The rich are already coddled with tax laws that favor them
unfairly. With the IRS hobbled, they can get away with
cheating on what little they owe. Ten years ago, the IRS
audited 40, 965 returns filed by millionaires. That had
fallen to just 11,331 audits of millionaires in fiscal year
2020, according to research from Syracuse University. As
much as $130 billion owed in taxes went unpaid from
2014-2016, and the amount that wasn’t paid in
subsequent years may be much higher, according to The
Hill.
Yes, Republicans do want to enable tax cheats. It’s as
simple as that. They’ve already revealed the glaring
hypocrisy of their claim to be the party of “law and order”;
their responses to the January 6 attack on the U.S. Capitol
gave that away.
It’s also increasingly clear that the only people who can’t
get away with cheating on their taxes are poor people. IRS
chief Daniel Werfel recently acknowledged that black
people are three to five times more likely to be audited,
apparently because the agency has focused on those who
claim the earned-income tax credit, which supplements
the incomes of the working poor.
The good news is that Werfel plans to change the way the
agency operates to make it more equitable. He should be
able to accomplish that even after significant cuts. The
agency can still hire specialists to go after the complex
business partnerships that are so often the culprits in
cheating on taxes. The agency can also get started on
updating its technology with programs that can catch
scofflaws.
The rightwing campaign against the IRS will continue, of
course. In the next budget negotiations, Republicans are
likely to press for more cuts to the agency. It doesn’t
matter to them if more revenue would help reduce the
federal deficit. (They only care about the deficit when a
Democrat is in the Oval Office.
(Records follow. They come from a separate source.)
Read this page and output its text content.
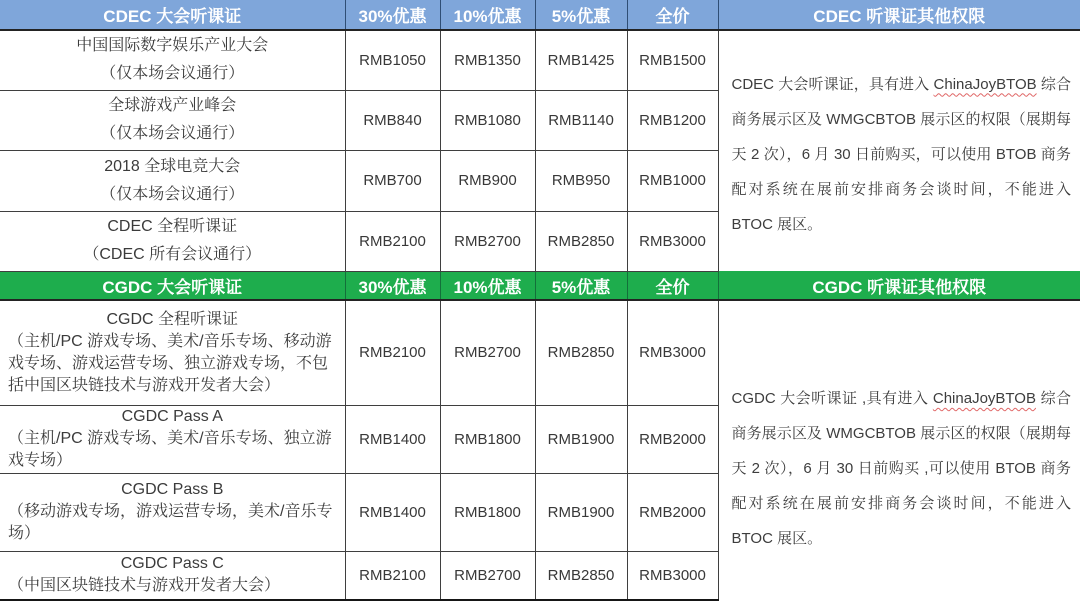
CDEC 大会听课证	30%优惠	10%优惠	5%优惠	全价	CDEC 听课证其他权限

中国国际数字娱乐产业大会
（仅本场会议通行）	RMB1050	RMB1350	RMB1425	RMB1500	CDEC 大会听课证，具有进入 ChinaJoyBTOB 综合商务展示区及 WMGCBTOB 展示区的权限（展期每天 2 次），6 月 30 日前购买，可以使用 BTOB 商务配对系统在展前安排商务会谈时间，不能进入 BTOC 展区。

全球游戏产业峰会
（仅本场会议通行）	RMB840	RMB1080	RMB1140	RMB1200	

2018 全球电竞大会
（仅本场会议通行）	RMB700	RMB900	RMB950	RMB1000	

CDEC 全程听课证
（CDEC 所有会议通行）	RMB2100	RMB2700	RMB2850	RMB3000	
CGDC 大会听课证	30%优惠	10%优惠	5%优惠	全价	CGDC 听课证其他权限

CGDC 全程听课证
（主机/PC 游戏专场、美术/音乐专场、移动游戏专场、游戏运营专场、独立游戏专场，不包括中国区块链技术与游戏开发者大会）	RMB2100	RMB2700	RMB2850	RMB3000	CGDC 大会听课证 ,具有进入 ChinaJoyBTOB 综合商务展示区及 WMGCBTOB 展示区的权限（展期每天 2 次），6 月 30 日前购买 ,可以使用 BTOB 商务配对系统在展前安排商务会谈时间，不能进入 BTOC 展区。

CGDC Pass A
（主机/PC 游戏专场、美术/音乐专场、独立游戏专场）	RMB1400	RMB1800	RMB1900	RMB2000	

CGDC Pass B
（移动游戏专场，游戏运营专场，美术/音乐专场）	RMB1400	RMB1800	RMB1900	RMB2000	

CGDC Pass C
（中国区块链技术与游戏开发者大会）	RMB2100	RMB2700	RMB2850	RMB3000	
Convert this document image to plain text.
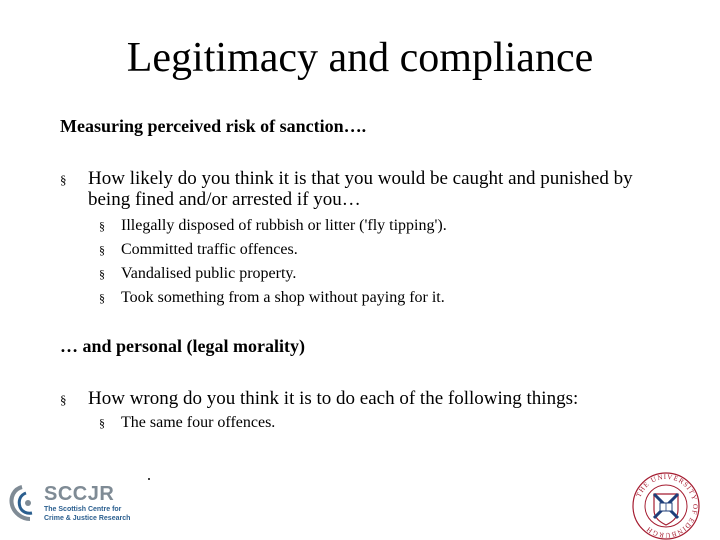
Legitimacy and compliance
Measuring perceived risk of sanction….
§ How likely do you think it is that you would be caught and punished by being fined and/or arrested if you…
§ Illegally disposed of rubbish or litter ('fly tipping').
§ Committed traffic offences.
§ Vandalised public property.
§ Took something from a shop without paying for it.
… and personal (legal morality)
§ How wrong do you think it is to do each of the following things:
§ The same four offences.
SCCJR
The Scottish Centre for
Crime & Justice Research
THE UNIVERSITY OF EDINBURGH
A combination of
necessary COVID-related
spending and reckless tax cuts for the rich under
President Donald Trump resulted in an increase of $7
trillion to the federal debt, about 22 percent
of the total.)
Even if conservatives can’t strangle the government, they
want to hobble it. If they can do that, they may be able to
persuade Americans that government doesn’t work.
Apparently, they want a return to feudalism, with a rich
overclass and the rest of us serving them.